Lues III - Кирилл Берендеев страница 2.

Шрифт
Фон

Плечо неожиданно отдалось резкой болью натруженной мышцы, когда он оступился и едва не упал. Подниматься надо было самому и как можно скорее, стражи вставать не помогали, напротив, упавшие торопились подняться на одеревеневшие от долгой изматывающей ходьбы ноги, и опасливо оглядываясь, брели дальше, ожидая короткого замаха и удара прикладом в спину.

Снова он невольно оглянулся. По-прежнему непривычна свобода. В долгом пути первый раз без сопровождения. Скорее всего, ему до конца не доверяли. Слишком много проверок было за эти годы. Сперва шла война, и они не были обязаны ему поверить с первого же согласного слова. Он вздохнул. Да, тогда было куда хуже. Постоянный надзор: ни шагу из Атагов. Потом из Хал-Килой, когда в то село все же вошли федеральные войска.

Его перевозили в одном и том же фургоне, так же завязав глаза. Все дальше на юг. До тех пор, пока федеральные войска не перестали наступать неожиданно для всех, когда даже истово верующие перестали возносить молитвы о спасении. Они лишь угрюмо сдерживали свои позиции, а потом так же неожиданно стали сдавать и их и тихо, незаметно уходить. Изредка возвращаться с шумом и грохотом, снова пытаясь вернуть взятое некогда, а захватив, исчезать сдавая захваченное без боя.

По нему стреляли из дальнобойных орудий, танков, минометов и систем "Град" те, которых он долгое время продолжал считать "своими". До начала войны он все мечтал, видел во снах, что они входят в село, тихо, незаметно берут дом за домом, добираются до его местопребывания и… сон обрывался, выбрасывая его в иной мир. В котором понятие "свои" постепенно истерлось, потускнело. Затем и переменилось вовсе. А после войны осталась лишь "та сторона" и "эта". Для тех, кто жил здесь, в крае, он был с "той стороны", для себя и своего командира - с "этой".

Иногда он и его неизменные стражи действовали вместе, иногда воины просто сопровождали его через границу, и он делал свое, ставшее привычным, дело под прикрытием их автоматов, а после вместе уходили обратно. "К себе", говорили те. Назад, соглашаясь, отвечал он.
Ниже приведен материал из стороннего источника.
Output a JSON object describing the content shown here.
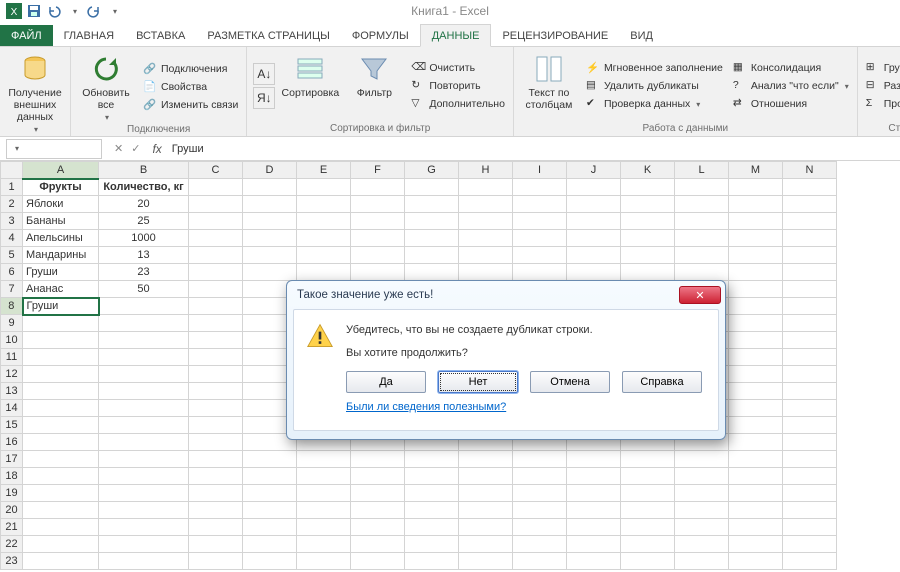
{
  "titlebar": {
    "title": "Книга1 - Excel"
  },
  "tabs": {
    "file": "ФАЙЛ",
    "items": [
      "ГЛАВНАЯ",
      "ВСТАВКА",
      "РАЗМЕТКА СТРАНИЦЫ",
      "ФОРМУЛЫ",
      "ДАННЫЕ",
      "РЕЦЕНЗИРОВАНИЕ",
      "ВИД"
    ],
    "active": "ДАННЫЕ"
  },
  "ribbon": {
    "groups": {
      "ext": {
        "label": "",
        "getdata": "Получение\nвнешних данных"
      },
      "conn": {
        "label": "Подключения",
        "refresh": "Обновить\nвсе",
        "items": [
          "Подключения",
          "Свойства",
          "Изменить связи"
        ]
      },
      "sort": {
        "label": "Сортировка и фильтр",
        "sortbtn": "Сортировка",
        "filter": "Фильтр",
        "items": [
          "Очистить",
          "Повторить",
          "Дополнительно"
        ]
      },
      "data": {
        "label": "Работа с данными",
        "text2col": "Текст по\nстолбцам",
        "col1": [
          "Мгновенное заполнение",
          "Удалить дубликаты",
          "Проверка данных"
        ],
        "col2": [
          "Консолидация",
          "Анализ \"что если\"",
          "Отношения"
        ]
      },
      "outline": {
        "label": "Ст",
        "items": [
          "Группир",
          "Разгруп",
          "Промеж"
        ]
      }
    }
  },
  "fbar": {
    "name": "",
    "formula": "Груши"
  },
  "columns": [
    "A",
    "B",
    "C",
    "D",
    "E",
    "F",
    "G",
    "H",
    "I",
    "J",
    "K",
    "L",
    "M",
    "N"
  ],
  "sheet": {
    "header": [
      "Фрукты",
      "Количество, кг"
    ],
    "rows": [
      [
        "Яблоки",
        "20"
      ],
      [
        "Бананы",
        "25"
      ],
      [
        "Апельсины",
        "1000"
      ],
      [
        "Мандарины",
        "13"
      ],
      [
        "Груши",
        "23"
      ],
      [
        "Ананас",
        "50"
      ]
    ],
    "editing": {
      "row": 8,
      "col": "A",
      "value": "Груши"
    },
    "visibleRows": 23
  },
  "dialog": {
    "title": "Такое значение уже есть!",
    "msg1": "Убедитесь, что вы не создаете дубликат строки.",
    "msg2": "Вы хотите продолжить?",
    "buttons": {
      "yes": "Да",
      "no": "Нет",
      "cancel": "Отмена",
      "help": "Справка"
    },
    "link": "Были ли сведения полезными?"
  }
}
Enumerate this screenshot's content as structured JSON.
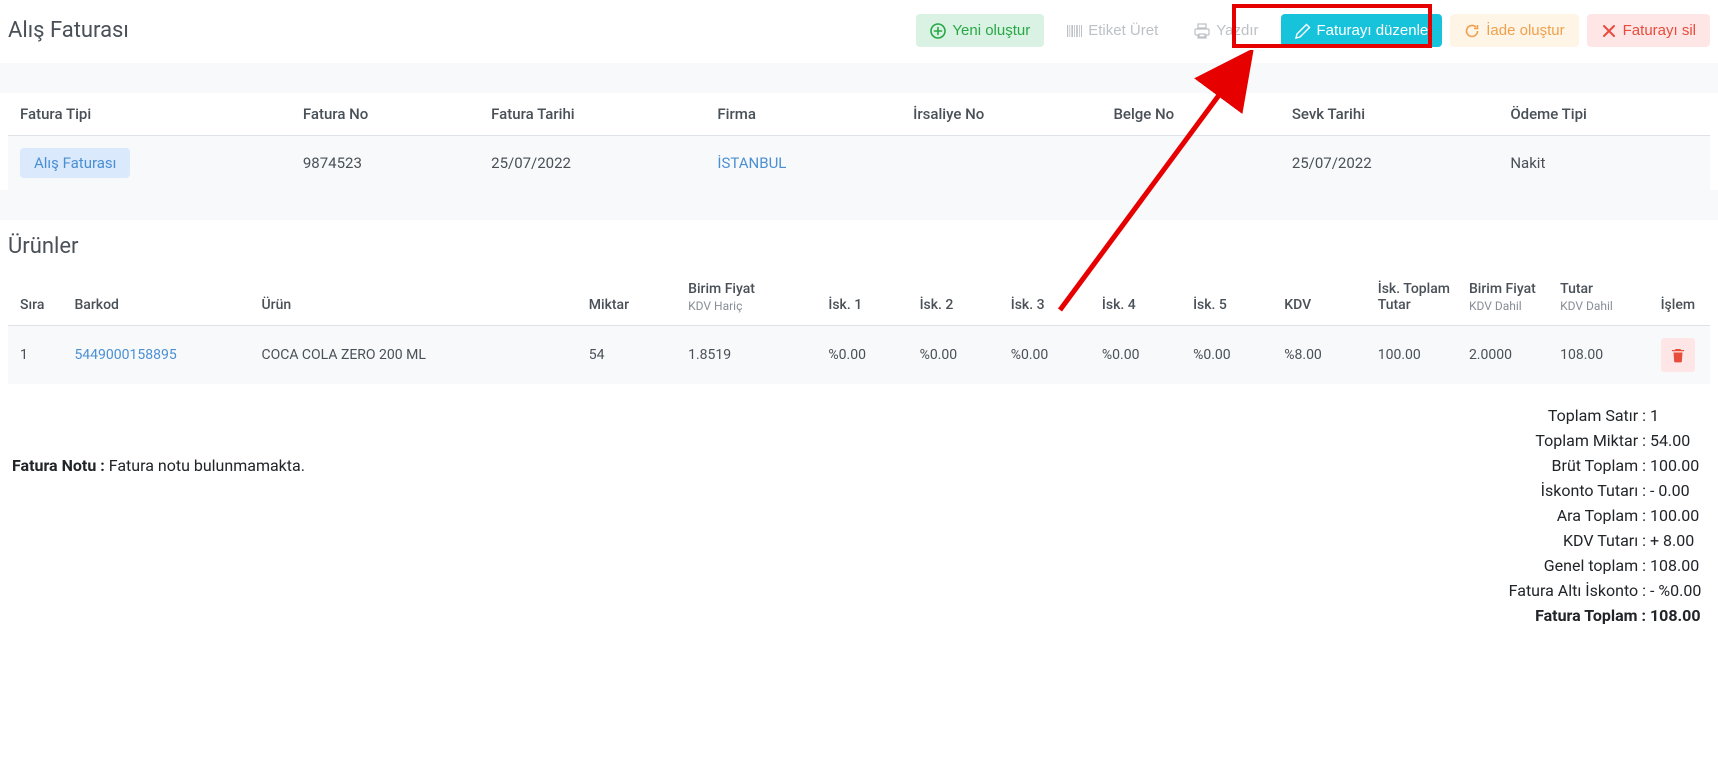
{
  "page_title": "Alış Faturası",
  "toolbar": {
    "create": "Yeni oluştur",
    "label": "Etiket Üret",
    "print": "Yazdır",
    "edit": "Faturayı düzenle",
    "return": "İade oluştur",
    "delete": "Faturayı sil"
  },
  "info_headers": {
    "type": "Fatura Tipi",
    "no": "Fatura No",
    "date": "Fatura Tarihi",
    "firm": "Firma",
    "dispatch_no": "İrsaliye No",
    "doc_no": "Belge No",
    "ship_date": "Sevk Tarihi",
    "pay_type": "Ödeme Tipi"
  },
  "info": {
    "type_badge": "Alış Faturası",
    "no": "9874523",
    "date": "25/07/2022",
    "firm": "İSTANBUL",
    "dispatch_no": "",
    "doc_no": "",
    "ship_date": "25/07/2022",
    "pay_type": "Nakit"
  },
  "products_title": "Ürünler",
  "product_headers": {
    "sira": "Sıra",
    "barkod": "Barkod",
    "urun": "Ürün",
    "miktar": "Miktar",
    "bf": "Birim Fiyat",
    "bf_sub": "KDV Hariç",
    "isk1": "İsk. 1",
    "isk2": "İsk. 2",
    "isk3": "İsk. 3",
    "isk4": "İsk. 4",
    "isk5": "İsk. 5",
    "kdv": "KDV",
    "itt": "İsk. Toplam Tutar",
    "bfd": "Birim Fiyat",
    "bfd_sub": "KDV Dahil",
    "tutar": "Tutar",
    "tutar_sub": "KDV Dahil",
    "islem": "İşlem"
  },
  "products": [
    {
      "sira": "1",
      "barkod": "5449000158895",
      "urun": "COCA COLA ZERO 200 ML",
      "miktar": "54",
      "bf": "1.8519",
      "isk1": "%0.00",
      "isk2": "%0.00",
      "isk3": "%0.00",
      "isk4": "%0.00",
      "isk5": "%0.00",
      "kdv": "%8.00",
      "itt": "100.00",
      "bfd": "2.0000",
      "tutar": "108.00"
    }
  ],
  "note_label": "Fatura Notu : ",
  "note_text": "Fatura notu bulunmamakta.",
  "totals": {
    "row_label": "Toplam Satır :",
    "row_val": "1",
    "qty_label": "Toplam Miktar :",
    "qty_val": "54.00",
    "gross_label": "Brüt Toplam :",
    "gross_val": "100.00",
    "disc_label": "İskonto Tutarı :",
    "disc_val": "- 0.00",
    "sub_label": "Ara Toplam :",
    "sub_val": "100.00",
    "vat_label": "KDV Tutarı :",
    "vat_val": "+ 8.00",
    "gen_label": "Genel toplam :",
    "gen_val": "108.00",
    "under_label": "Fatura Altı İskonto :",
    "under_val": "- %0.00",
    "grand_label": "Fatura Toplam :",
    "grand_val": "108.00"
  }
}
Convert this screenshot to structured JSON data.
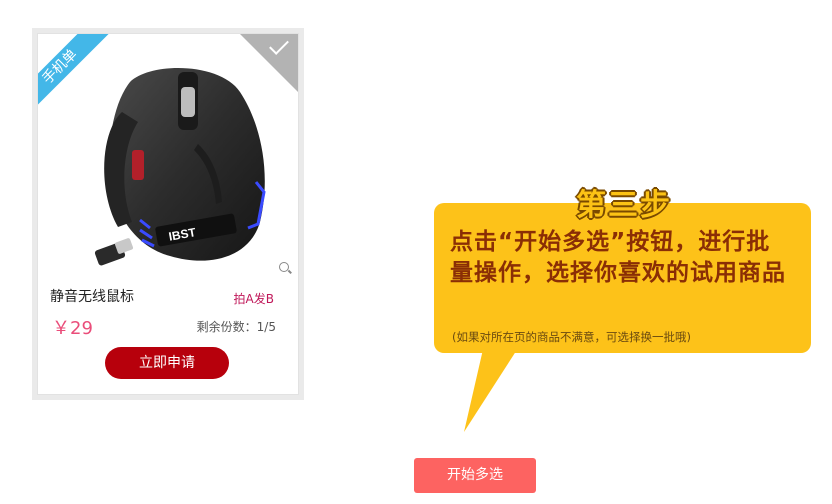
{
  "product_card": {
    "corner_tag": "手机单",
    "name": "静音无线鼠标",
    "delivery_tag": "拍A发B",
    "price": "￥29",
    "remaining": "剩余份数：1/5",
    "apply_label": "立即申请",
    "image_brand_text": "IBST",
    "selected": true
  },
  "tutorial_bubble": {
    "step_title": "第三步",
    "main_text": "点击“开始多选”按钮，进行批量操作，选择你喜欢的试用商品",
    "note": "(如果对所在页的商品不满意，可选择换一批哦)"
  },
  "multi_select_button": {
    "label": "开始多选"
  },
  "colors": {
    "apply_button": "#b7000c",
    "multi_select_button": "#fd6361",
    "bubble_bg": "#fdc219",
    "price": "#ea4d7a",
    "corner_tag": "#43b7e8"
  }
}
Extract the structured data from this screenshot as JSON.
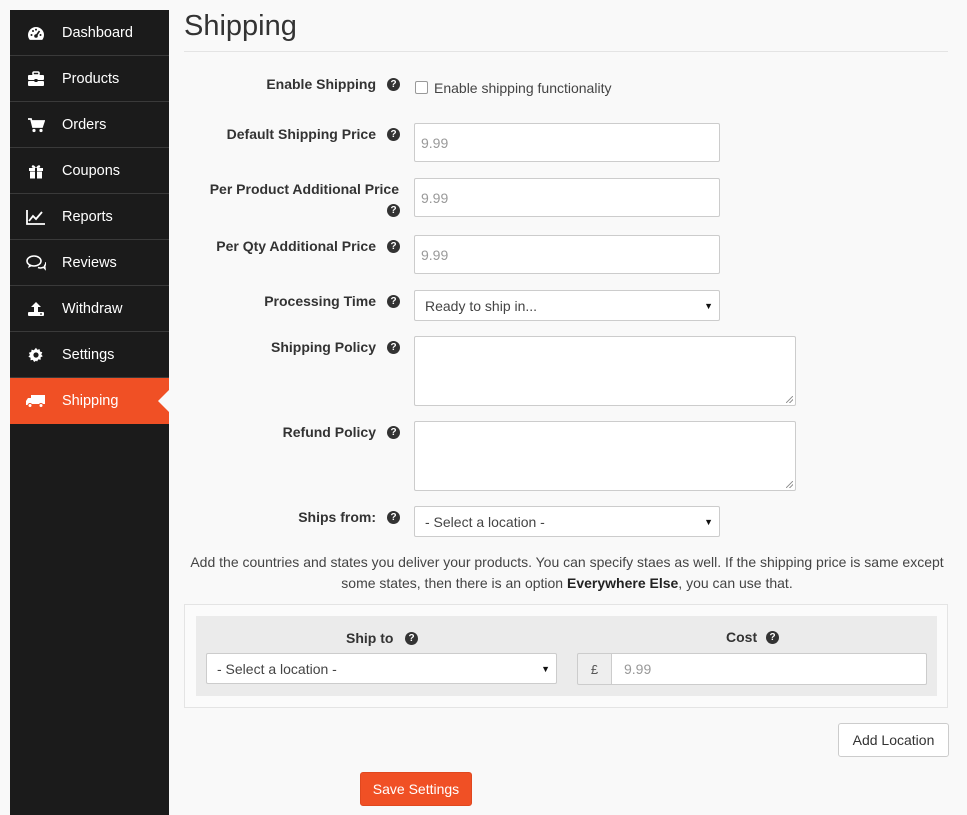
{
  "sidebar": {
    "items": [
      {
        "label": "Dashboard",
        "icon": "dashboard-icon"
      },
      {
        "label": "Products",
        "icon": "briefcase-icon"
      },
      {
        "label": "Orders",
        "icon": "cart-icon"
      },
      {
        "label": "Coupons",
        "icon": "gift-icon"
      },
      {
        "label": "Reports",
        "icon": "chart-line-icon"
      },
      {
        "label": "Reviews",
        "icon": "comments-icon"
      },
      {
        "label": "Withdraw",
        "icon": "upload-icon"
      },
      {
        "label": "Settings",
        "icon": "gear-icon"
      },
      {
        "label": "Shipping",
        "icon": "truck-icon",
        "active": true
      }
    ]
  },
  "page": {
    "title": "Shipping"
  },
  "form": {
    "enable_shipping": {
      "label": "Enable Shipping",
      "checkbox_label": "Enable shipping functionality",
      "checked": false
    },
    "default_price": {
      "label": "Default Shipping Price",
      "placeholder": "9.99"
    },
    "per_product": {
      "label_line1": "Per Product Additional Price",
      "placeholder": "9.99"
    },
    "per_qty": {
      "label": "Per Qty Additional Price",
      "placeholder": "9.99"
    },
    "processing_time": {
      "label": "Processing Time",
      "selected": "Ready to ship in..."
    },
    "shipping_policy": {
      "label": "Shipping Policy"
    },
    "refund_policy": {
      "label": "Refund Policy"
    },
    "ships_from": {
      "label": "Ships from:",
      "selected": "- Select a location -"
    }
  },
  "info": {
    "text_before": "Add the countries and states you deliver your products. You can specify staes as well. If the shipping price is same except some states, then there is an option ",
    "bold": "Everywhere Else",
    "text_after": ", you can use that."
  },
  "ship_table": {
    "ship_to_header": "Ship to",
    "cost_header": "Cost",
    "ship_to_selected": "- Select a location -",
    "currency_symbol": "£",
    "cost_placeholder": "9.99"
  },
  "buttons": {
    "add_location": "Add Location",
    "save_settings": "Save Settings"
  },
  "colors": {
    "accent": "#f05025",
    "sidebar_bg": "#1b1b1b"
  }
}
Ныне же неизвестно точно, когда состоится его возвращение обратно. Срок, конечно, есть, но не все зависит от сроков. Хотя на первых порах, ему сильно повезло. И с переходом границы и с погодой, под прикрытием которой он собирался уйти как можно дальше. И с болезнью, что, наконец, оставила его ненадолго в покое. Только ненадолго, на месяц, может, немного более. Лучше в такое время не смотреть на собственное тело, лучше совсем не смотреть, тогда разложение его будет почти незаметно. И не чувствуется, когда не поднимешь изъязвленные руки к лицу. Оно есть, оно продолжается, каждый день и час, отдаваясь то мучительной болью, то тошнотой и температурой, то новыми язвами, возникающими все в большем и большем количестве где угодно и когда угодно. Сейчас болезнь вновь затаилась, точно набираясь новых сил. А он вышел, обретя временную свободу, почувствовав, как его зверь ушел на краткий отдых в берлогу.

Снег постепенно прекратился, мелкий дождичек усилился и хлестал все время в лицо. Он шел уже долго, но станицы еще не было видно. Огни терялись в туманной степной дали. Мир вокруг сузился до десятка метров. Дождь полил косой плотной стеной, сбивая с дороги, заставляя спотыкаться и падать. С дорожной колеи он сошел, медленно бредя рядом с раскисшим трактом. Земля вокруг казалась грязно-белой от пелены дождя и не желающего таять снега.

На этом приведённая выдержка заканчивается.